“而且,”陆夜补充道,“我们不会永远分开。只有半年。春天走,夏天回。等秋天桂花开了,我们就又能一起看星星了。”
林昼点点头。他把脸埋在陆夜肩窝,深深地吸了一口气——寒冷的空气,陆夜身上干净的气息,羊毛毯子的味道,还有一丝极淡的、属于山林的松针香。
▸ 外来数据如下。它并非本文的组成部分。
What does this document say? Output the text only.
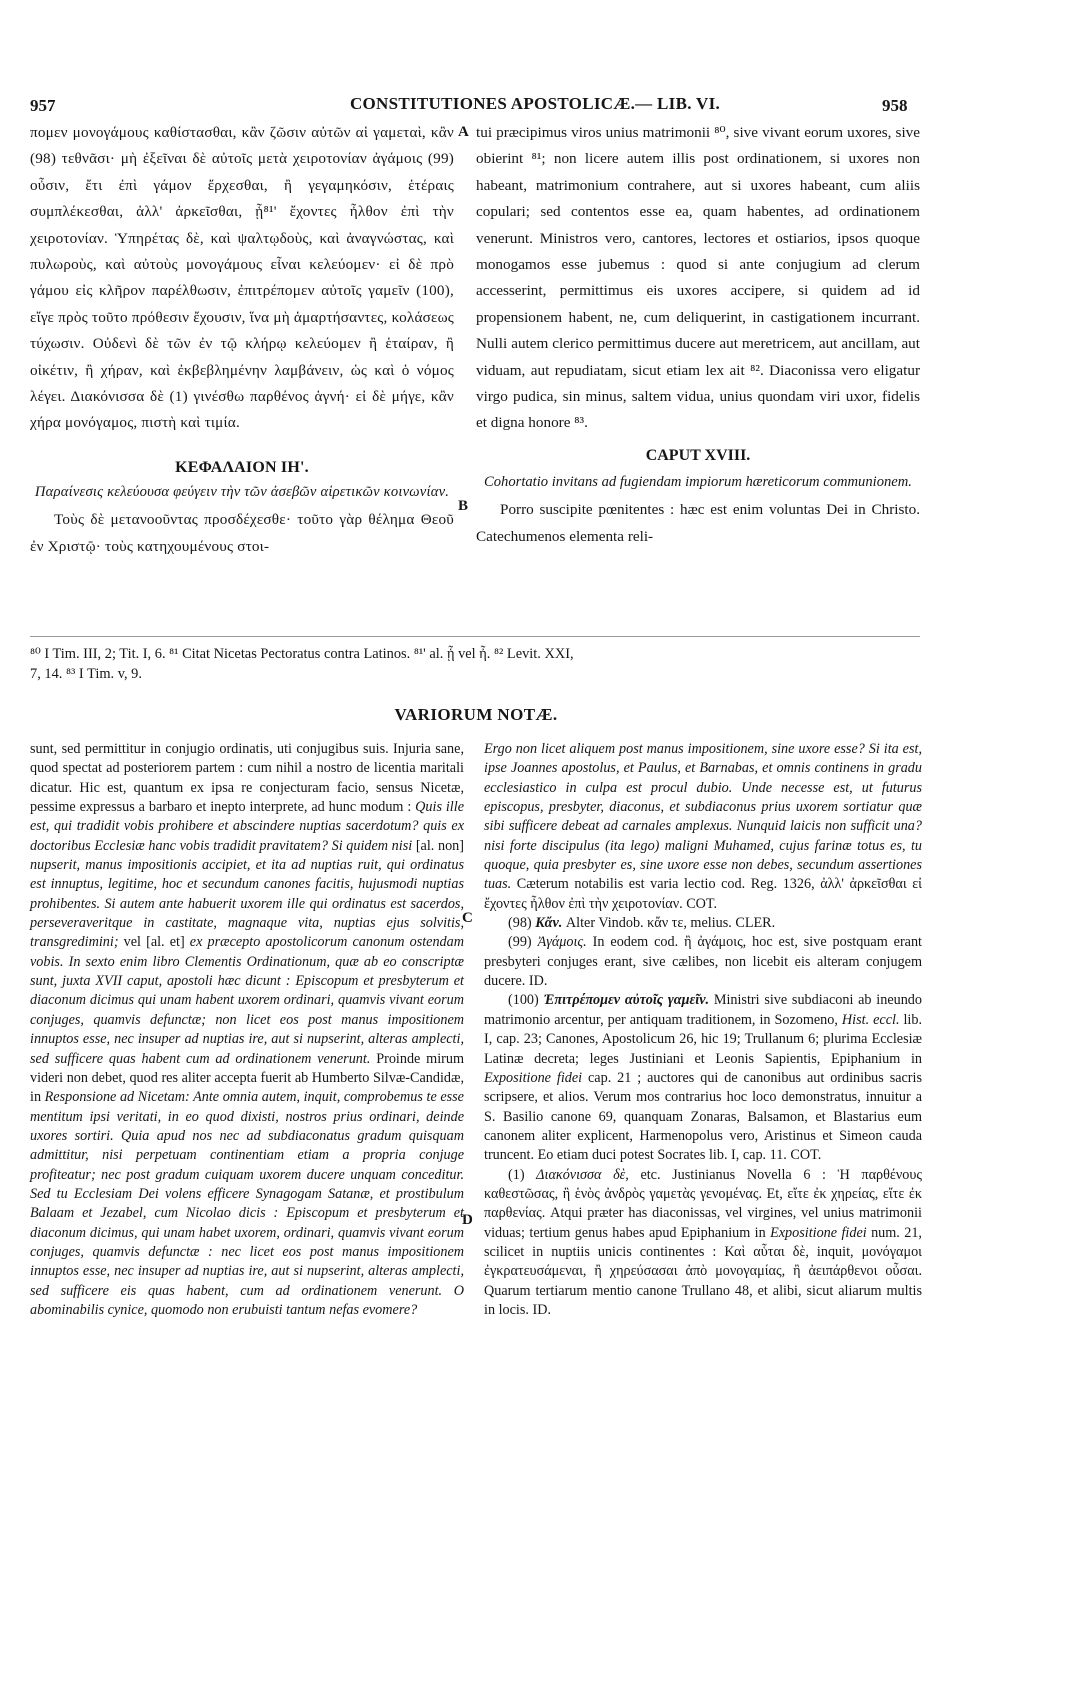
957	CONSTITUTIONES APOSTOLICÆ.— LIB. VI.	958

πομεν μονογάμους καθίστασθαι, κἂν ζῶσιν αὐτῶν αἱ γαμεταὶ, κἂν (98) τεθνᾶσι· μὴ ἐξεῖναι δὲ αὐτοῖς μετὰ χειροτονίαν ἀγάμοις (99) οὖσιν, ἔτι ἐπὶ γάμον ἔρχεσθαι, ἢ γεγαμηκόσιν, ἑτέραις συμπλέκεσθαι, ἀλλ' ἀρκεῖσθαι, ᾗ⁸¹' ἔχοντες ἦλθον ἐπὶ τὴν χειροτονίαν. Ὑπηρέτας δὲ, καὶ ψαλτῳδοὺς, καὶ ἀναγνώστας, καὶ πυλωροὺς, καὶ αὐτοὺς μονογάμους εἶναι κελεύομεν· εἰ δὲ πρὸ γάμου εἰς κλῆρον παρέλθωσιν, ἐπιτρέπομεν αὐτοῖς γαμεῖν (100), εἴγε πρὸς τοῦτο πρόθεσιν ἔχουσιν, ἵνα μὴ ἁμαρτήσαντες, κολάσεως τύχωσιν. Οὐδενὶ δὲ τῶν ἐν τῷ κλήρῳ κελεύομεν ἢ ἑταίραν, ἢ οἰκέτιν, ἢ χήραν, καὶ ἐκβεβλημένην λαμβάνειν, ὡς καὶ ὁ νόμος λέγει. Διακόνισσα δὲ (1) γινέσθω παρθένος ἁγνή· εἰ δὲ μήγε, κἂν χήρα μονόγαμος, πιστὴ καὶ τιμία.

ΚΕΦΑΛΑΙΟΝ ΙΗ'.
Παραίνεσις κελεύουσα φεύγειν τὴν τῶν ἀσεβῶν αἱρετικῶν κοινωνίαν.

Τοὺς δὲ μετανοοῦντας προσδέχεσθε· τοῦτο γὰρ θέλημα Θεοῦ ἐν Χριστῷ· τοὺς κατηχουμένους στοι-

A
B

tui præcipimus viros unius matrimonii ⁸⁰, sive vivant eorum uxores, sive obierint ⁸¹; non licere autem illis post ordinationem, si uxores non habeant, matrimonium contrahere, aut si uxores habeant, cum aliis copulari; sed contentos esse ea, quam habentes, ad ordinationem venerunt. Ministros vero, cantores, lectores et ostiarios, ipsos quoque monogamos esse jubemus : quod si ante conjugium ad clerum accesserint, permittimus eis uxores accipere, si quidem ad id propensionem habent, ne, cum deliquerint, in castigationem incurrant. Nulli autem clerico permittimus ducere aut meretricem, aut ancillam, aut viduam, aut repudiatam, sicut etiam lex ait ⁸². Diaconissa vero eligatur virgo pudica, sin minus, saltem vidua, unius quondam viri uxor, fidelis et digna honore ⁸³.

CAPUT XVIII.
Cohortatio invitans ad fugiendam impiorum hæreticorum communionem.

Porro suscipite pœnitentes : hæc est enim voluntas Dei in Christo. Catechumenos elementa reli-

⁸⁰ I Tim. III, 2; Tit. I, 6. ⁸¹ Citat Nicetas Pectoratus contra Latinos. ⁸¹' al. ᾗ vel ἦ. ⁸² Levit. XXI,
7, 14. ⁸³ I Tim. v, 9.
VARIORUM NOTÆ.

sunt, sed permittitur in conjugio ordinatis, uti conjugibus suis. Injuria sane, quod spectat ad posteriorem partem : cum nihil a nostro de licentia maritali dicatur. Hic est, quantum ex ipsa re conjecturam facio, sensus Nicetæ, pessime expressus a barbaro et inepto interprete, ad hunc modum : Quis ille est, qui tradidit vobis prohibere et abscindere nuptias sacerdotum? quis ex doctoribus Ecclesiæ hanc vobis tradidit pravitatem? Si quidem nisi [al. non] nupserit, manus impositionis accipiet, et ita ad nuptias ruit, qui ordinatus est innuptus, legitime, hoc et secundum canones facitis, hujusmodi nuptias prohibentes. Si autem ante habuerit uxorem ille qui ordinatus est sacerdos, perseveraveritque in castitate, magnaque vita, nuptias ejus solvitis, transgredimini; vel [al. et] ex præcepto apostolicorum canonum ostendam vobis. In sexto enim libro Clementis Ordinationum, quæ ab eo conscriptæ sunt, juxta XVII caput, apostoli hæc dicunt : Episcopum et presbyterum et diaconum dicimus qui unam habent uxorem ordinari, quamvis vivant eorum conjuges, quamvis defunctæ; non licet eos post manus impositionem innuptos esse, nec insuper ad nuptias ire, aut si nupserint, alteras amplecti, sed sufficere quas habent cum ad ordinationem venerunt. Proinde mirum videri non debet, quod res aliter accepta fuerit ab Humberto Silvæ-Candidæ, in Responsione ad Nicetam: Ante omnia autem, inquit, comprobemus te esse mentitum ipsi veritati, in eo quod dixisti, nostros prius ordinari, deinde uxores sortiri. Quia apud nos nec ad subdiaconatus gradum quisquam admittitur, nisi perpetuam continentiam etiam a propria conjuge profiteatur; nec post gradum cuiquam uxorem ducere unquam conceditur. Sed tu Ecclesiam Dei volens efficere Synagogam Satanæ, et prostibulum Balaam et Jezabel, cum Nicolao dicis : Episcopum et presbyterum et diaconum dicimus, qui unam habet uxorem, ordinari, quamvis vivant eorum conjuges, quamvis defunctæ : nec licet eos post manus impositionem innuptos esse, nec insuper ad nuptias ire, aut si nupserint, alteras amplecti, sed sufficere eis quas habent, cum ad ordinationem venerunt. O abominabilis cynice, quomodo non erubuisti tantum nefas evomere?

C
D

Ergo non licet aliquem post manus impositionem, sine uxore esse? Si ita est, ipse Joannes apostolus, et Paulus, et Barnabas, et omnis continens in gradu ecclesiastico in culpa est procul dubio. Unde necesse est, ut futurus episcopus, presbyter, diaconus, et subdiaconus prius uxorem sortiatur quæ sibi sufficere debeat ad carnales amplexus. Nunquid laicis non sufficit una? nisi forte discipulus (ita lego) maligni Muhamed, cujus farinæ totus es, tu quoque, quia presbyter es, sine uxore esse non debes, secundum assertiones tuas. Cæterum notabilis est varia lectio cod. Reg. 1326, ἀλλ' ἀρκεῖσθαι εἰ ἔχοντες ἦλθον ἐπὶ τὴν χειροτονίαν. COT.

(98) Κἄν. Alter Vindob. κἄν τε, melius. CLER.

(99) Ἀγάμοις. In eodem cod. ἢ ἀγάμοις, hoc est, sive postquam erant presbyteri conjuges erant, sive cælibes, non licebit eis alteram conjugem ducere. ID.

(100) Ἐπιτρέπομεν αὐτοῖς γαμεῖν. Ministri sive subdiaconi ab ineundo matrimonio arcentur, per antiquam traditionem, in Sozomeno, Hist. eccl. lib. I, cap. 23; Canones, Apostolicum 26, hic 19; Trullanum 6; plurima Ecclesiæ Latinæ decreta; leges Justiniani et Leonis Sapientis, Epiphanium in Expositione fidei cap. 21 ; auctores qui de canonibus aut ordinibus sacris scripsere, et alios. Verum mos contrarius hoc loco demonstratus, innuitur a S. Basilio canone 69, quanquam Zonaras, Balsamon, et Blastarius eum canonem aliter explicent, Harmenopolus vero, Aristinus et Simeon cauda truncent. Eo etiam duci potest Socrates lib. I, cap. 11. COT.

(1) Διακόνισσα δὲ, etc. Justinianus Novella 6 : Ἡ παρθένους καθεστῶσας, ἢ ἑνὸς ἀνδρὸς γαμετὰς γενομένας. Et, εἴτε ἐκ χηρείας, εἴτε ἐκ παρθενίας. Atqui præter has diaconissas, vel virgines, vel unius matrimonii viduas; tertium genus habes apud Epiphanium in Expositione fidei num. 21, scilicet in nuptiis unicis continentes : Καὶ αὗται δὲ, inquit, μονόγαμοι ἐγκρατευσάμεναι, ἢ χηρεύσασαι ἀπὸ μονογαμίας, ἢ ἀειπάρθενοι οὖσαι. Quarum tertiarum mentio canone Trullano 48, et alibi, sicut aliarum multis in locis. ID.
这些气味混合在一起,成为这个冬夜,这个山顶,这个星空下的,独一无二的记忆。
他会记住这个味道。记住这个温度。记住这片星空。
记住陆夜说的:“我们看着同一片天,就像从来没有分开过。”
他们在山顶待了很久。
久到林昼觉得脚都冻麻了,久到陆夜的手也冰凉了,久到星星在天空中都移动了位置。但他们谁都没有说冷,谁都没有说要走。
只是裹着同一条毯子,挨着彼此,看着星空,偶尔说几句话,更多时候是沉默。
沉默也不尴尬。而是一种深沉的、饱满的安静。像两棵根须交缠的树,在地下无声地交流,在地面上静静地站立。
直到林昼打了个喷嚏。
“冷了?”陆夜问,伸手摸了摸他的脸——确实很凉。
“有点。”林昼承认。
“那回去吧。”陆夜说,“别感冒了。”
他们回到车里。陆夜发动引擎,打开暖气。温暖的风从出风口吹出来,渐渐驱散了身上的寒意。
车子调头,驶下山路。下山的路似乎比上山时快了很多,也许是因为熟悉了,也许是因为归心似箭。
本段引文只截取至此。